Influence of cell‐free DNA in plasma on real‐time polymerase chain reaction for determination of residual leucocytes in platelet concentrates

Abstract

Real-time quantitative (RQ) polymerase chain reaction (PCR) can be used to determine the number of residual leucocytes in leucocyte-reduced platelet concentrates (LR-PCs), which should contain < 3.3 leucocytes/ micro l. In this study we investigated the extent to which cell-free DNA, known to be present in plasma, might interfere with this determination. In this study, RQ-PCR was employed to determine the following: the influence of filtration of platelet concentrates (PCs) on the amount of cell-free DNA; the variation in concentration of cell-free DNA between the buffy coats (BCs) of different donors; and the amount of cell-free DNA during storage and processing of whole blood.
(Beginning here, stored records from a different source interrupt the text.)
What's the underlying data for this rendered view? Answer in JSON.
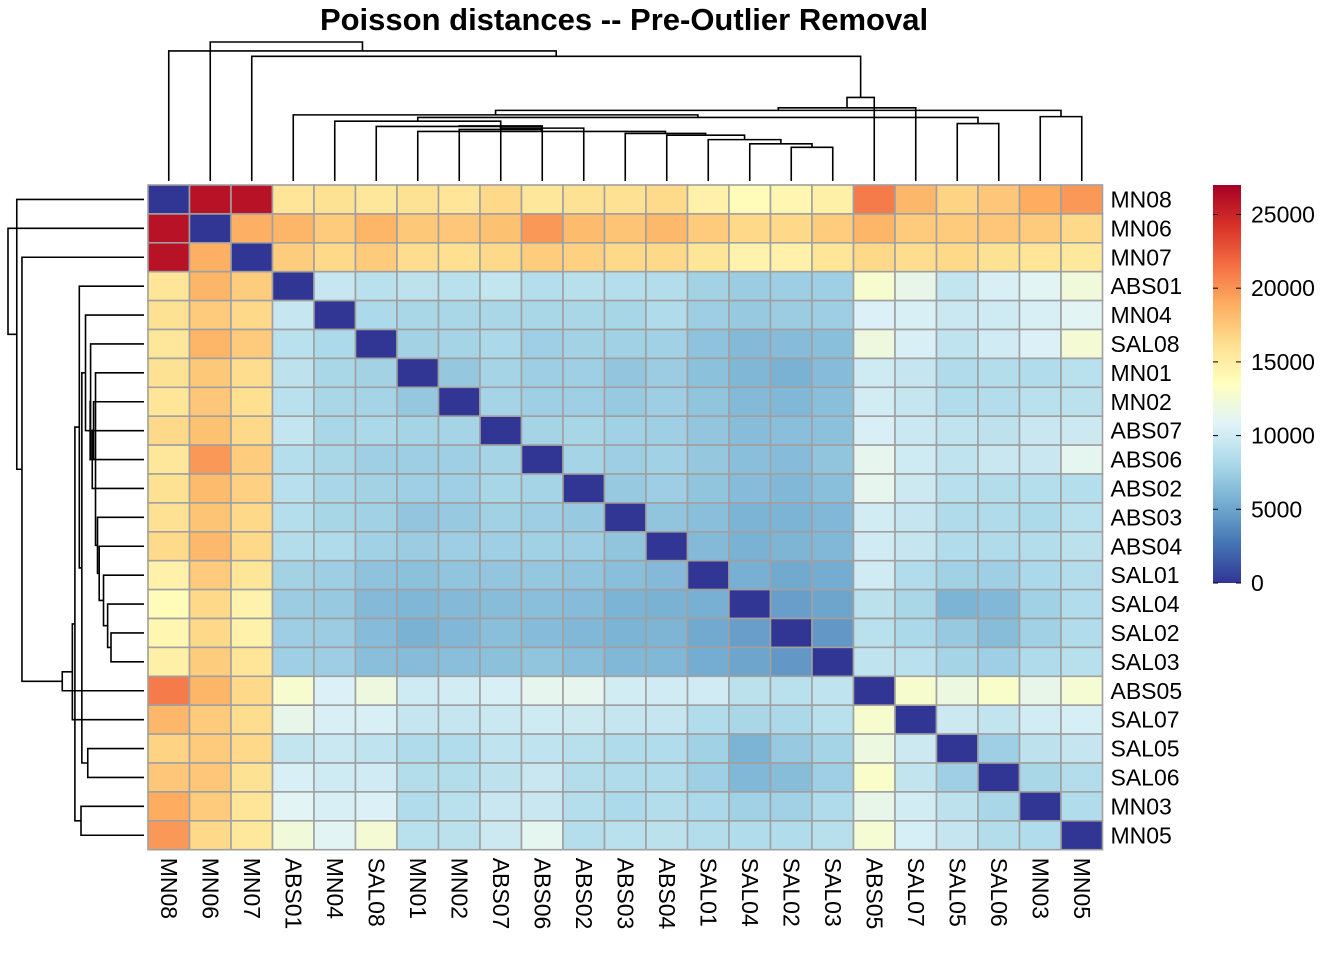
{
  "chart_data": {
    "type": "heatmap",
    "title": "Poisson distances -- Pre-Outlier Removal",
    "labels": [
      "MN08",
      "MN06",
      "MN07",
      "ABS01",
      "MN04",
      "SAL08",
      "MN01",
      "MN02",
      "ABS07",
      "ABS06",
      "ABS02",
      "ABS03",
      "ABS04",
      "SAL01",
      "SAL04",
      "SAL02",
      "SAL03",
      "ABS05",
      "SAL07",
      "SAL05",
      "SAL06",
      "MN03",
      "MN05"
    ],
    "matrix": [
      [
        0,
        26000,
        26000,
        15800,
        16000,
        15600,
        16000,
        15800,
        16600,
        15600,
        16000,
        16100,
        16500,
        14700,
        13800,
        14300,
        14800,
        21000,
        18400,
        16900,
        17600,
        19000,
        19800
      ],
      [
        26000,
        0,
        18800,
        18500,
        17400,
        18500,
        17500,
        17600,
        17900,
        19800,
        18200,
        17700,
        18300,
        17400,
        16600,
        16600,
        17300,
        18500,
        17400,
        17400,
        17600,
        17400,
        16600
      ],
      [
        26000,
        18800,
        0,
        17300,
        16600,
        17400,
        16300,
        16200,
        16600,
        17300,
        17000,
        16600,
        16600,
        15700,
        14600,
        14700,
        15800,
        16600,
        16300,
        16600,
        16000,
        15800,
        15500
      ],
      [
        15800,
        18500,
        17300,
        0,
        9500,
        8800,
        9000,
        8800,
        9300,
        8600,
        8700,
        8600,
        8500,
        7700,
        7300,
        7400,
        7500,
        12800,
        11500,
        9300,
        10400,
        11000,
        12200
      ],
      [
        16000,
        17400,
        16600,
        9500,
        0,
        8200,
        8000,
        8000,
        8000,
        8000,
        8000,
        7900,
        8300,
        7400,
        7100,
        7300,
        7400,
        10600,
        10400,
        9700,
        9900,
        10400,
        11000
      ],
      [
        15600,
        18500,
        17400,
        8800,
        8200,
        0,
        7700,
        7800,
        8100,
        7500,
        7700,
        7600,
        7600,
        6700,
        6200,
        6300,
        6500,
        12000,
        10400,
        9100,
        10000,
        10600,
        12500
      ],
      [
        16000,
        17500,
        16300,
        9000,
        8000,
        7700,
        0,
        7000,
        7800,
        7400,
        7500,
        6900,
        7300,
        6600,
        6000,
        5700,
        6300,
        9900,
        9400,
        8300,
        8500,
        8400,
        8800
      ],
      [
        15800,
        17600,
        16200,
        8800,
        8000,
        7800,
        7000,
        0,
        7800,
        7500,
        7500,
        7100,
        7400,
        6800,
        6200,
        6100,
        6500,
        10100,
        9400,
        8400,
        8500,
        8800,
        8900
      ],
      [
        16600,
        17900,
        16600,
        9300,
        8000,
        8100,
        7800,
        7800,
        0,
        7800,
        7900,
        7600,
        7500,
        6900,
        6400,
        6500,
        6600,
        10400,
        9700,
        9100,
        9000,
        9600,
        9800
      ],
      [
        15600,
        19800,
        17300,
        8600,
        8000,
        7500,
        7400,
        7500,
        7800,
        0,
        7800,
        7400,
        7600,
        7000,
        6500,
        6300,
        6800,
        11300,
        9900,
        9100,
        9600,
        9600,
        11200
      ],
      [
        16000,
        18200,
        17000,
        8700,
        8000,
        7700,
        7500,
        7500,
        7900,
        7800,
        0,
        7100,
        7400,
        6800,
        6300,
        6100,
        6500,
        11300,
        9800,
        8700,
        8500,
        8600,
        8600
      ],
      [
        16100,
        17700,
        16600,
        8600,
        7900,
        7600,
        6900,
        7100,
        7600,
        7400,
        7100,
        0,
        6800,
        6500,
        5800,
        5800,
        6100,
        10100,
        9400,
        8300,
        8300,
        8200,
        8800
      ],
      [
        16500,
        18300,
        16600,
        8500,
        8300,
        7600,
        7300,
        7400,
        7500,
        7600,
        7400,
        6800,
        0,
        6200,
        5700,
        5900,
        6100,
        10000,
        9400,
        8400,
        8300,
        8500,
        8900
      ],
      [
        14700,
        17400,
        15700,
        7700,
        7400,
        6700,
        6600,
        6800,
        6900,
        7000,
        6800,
        6500,
        6200,
        0,
        5600,
        5200,
        5400,
        10000,
        8400,
        7600,
        7500,
        8100,
        8500
      ],
      [
        13800,
        16600,
        14600,
        7300,
        7100,
        6200,
        6000,
        6200,
        6400,
        6500,
        6300,
        5800,
        5700,
        5600,
        0,
        4700,
        5000,
        8900,
        8000,
        5800,
        6100,
        7600,
        8400
      ],
      [
        14300,
        16600,
        14700,
        7400,
        7300,
        6300,
        5700,
        6100,
        6500,
        6300,
        6100,
        5800,
        5900,
        5200,
        4700,
        0,
        4400,
        8800,
        8100,
        7100,
        6400,
        7600,
        8400
      ],
      [
        14800,
        17300,
        15800,
        7500,
        7400,
        6500,
        6300,
        6500,
        6600,
        6800,
        6500,
        6100,
        6100,
        5400,
        5000,
        4400,
        0,
        9100,
        8800,
        7800,
        7500,
        8300,
        8700
      ],
      [
        21000,
        18500,
        16600,
        12800,
        10600,
        12000,
        9900,
        10100,
        10400,
        11300,
        11300,
        10100,
        10000,
        10000,
        8900,
        8800,
        9100,
        0,
        12800,
        11900,
        13000,
        11500,
        12600
      ],
      [
        18400,
        17400,
        16300,
        11500,
        10400,
        10400,
        9400,
        9400,
        9700,
        9900,
        9800,
        9400,
        9400,
        8400,
        8000,
        8100,
        8800,
        12800,
        0,
        9800,
        9200,
        10100,
        10300
      ],
      [
        16900,
        17400,
        16600,
        9300,
        9700,
        9100,
        8300,
        8400,
        9100,
        9100,
        8700,
        8300,
        8400,
        7600,
        5800,
        7100,
        7800,
        11900,
        9800,
        0,
        7500,
        9000,
        9400
      ],
      [
        17600,
        17600,
        16000,
        10400,
        9900,
        10000,
        8500,
        8500,
        9000,
        9600,
        8500,
        8300,
        8300,
        7500,
        6100,
        6400,
        7500,
        13000,
        9200,
        7500,
        0,
        8000,
        8500
      ],
      [
        19000,
        17400,
        15800,
        11000,
        10400,
        10600,
        8400,
        8800,
        9600,
        9600,
        8600,
        8200,
        8500,
        8100,
        7600,
        7600,
        8300,
        11500,
        10100,
        9000,
        8000,
        0,
        8400
      ],
      [
        19800,
        16600,
        15500,
        12200,
        11000,
        12500,
        8800,
        8900,
        9800,
        11200,
        8600,
        8800,
        8900,
        8500,
        8400,
        8400,
        8700,
        12600,
        10300,
        9400,
        8500,
        8400,
        0
      ]
    ],
    "col_dendrogram": {
      "merges": [
        [
          -1,
          -2
        ],
        [
          -22,
          -23
        ],
        [
          -20,
          -21
        ],
        [
          -15,
          -16
        ],
        [
          -7,
          -8
        ],
        [
          -14,
          -4
        ],
        [
          -9,
          -10
        ],
        [
          -11,
          -12
        ],
        [
          -5,
          -6
        ],
        [
          -13,
          -14
        ],
        [
          -18,
          -19
        ],
        [
          -17,
          4
        ],
        [
          -20,
          -21
        ],
        [
          -3,
          -4
        ],
        [
          -5,
          -6
        ],
        [
          -2,
          -3
        ],
        [
          -1,
          -2
        ],
        [
          -1,
          -2
        ],
        [
          -1,
          -2
        ],
        [
          -1,
          -2
        ],
        [
          -1,
          -2
        ],
        [
          -1,
          -2
        ]
      ]
    },
    "legend": {
      "min": 0,
      "max": 27000,
      "ticks": [
        0,
        5000,
        10000,
        15000,
        20000,
        25000
      ],
      "tick_labels": [
        "0",
        "5000",
        "10000",
        "15000",
        "20000",
        "25000"
      ],
      "colors": [
        "#313695",
        "#4575b4",
        "#74add1",
        "#abd9e9",
        "#e0f3f8",
        "#ffffbf",
        "#fee090",
        "#fdae61",
        "#f46d43",
        "#d73027",
        "#a50026"
      ]
    },
    "cell_border": "#a0a0a0"
  }
}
PCs were sampled before and after filtration (n = 5), BCs were sampled (n = 100) and whole blood units were sampled < 2 h and 16-20 h after collection, and the BCs were also sampled after processing the whole blood (n = 10). Samples were centrifuged to obtain cell-free plasma in which the amount of cell-free DNA was determined using an RQ-PCR for the albumin gene. The amount of cell-free DNA was not influenced by filtration of the PCs [1.7 +/- 0.8 vs. 1.5 +/- 0.8 leucocyte-equivalents (eq)/ micro l]. However, the amount of cell-free DNA in plasma of the BCs varied considerably, from 0.1 to 18.2 leucocyte-eq/ micro l (median = 1.5 leucocyte-eq/ micro l; mean +/- SD: 2.2 +/- 2.4 leucocyte-eq/ micro l). In 18% of the BCs the amount cell-free DNA was > 3.3 leucocyte-eq/ micro l. The amount of cell-free DNA increased during storage, from 0.3 +/- 0.3 leucocyte-eq/ micro l (< 2 h after collection) to 0.9 +/- 0.6 leucocyte-eq/ micro l (16-20 h after collection) and, after processing the whole blood, to 2.0 +/- 2.0 leucocyte-eq/ micro l. Variable amounts of cell-free DNA in plasma will interfere if RQ-PCR is applied to estimate leucocyte numbers in leucocyte-reduced PCs.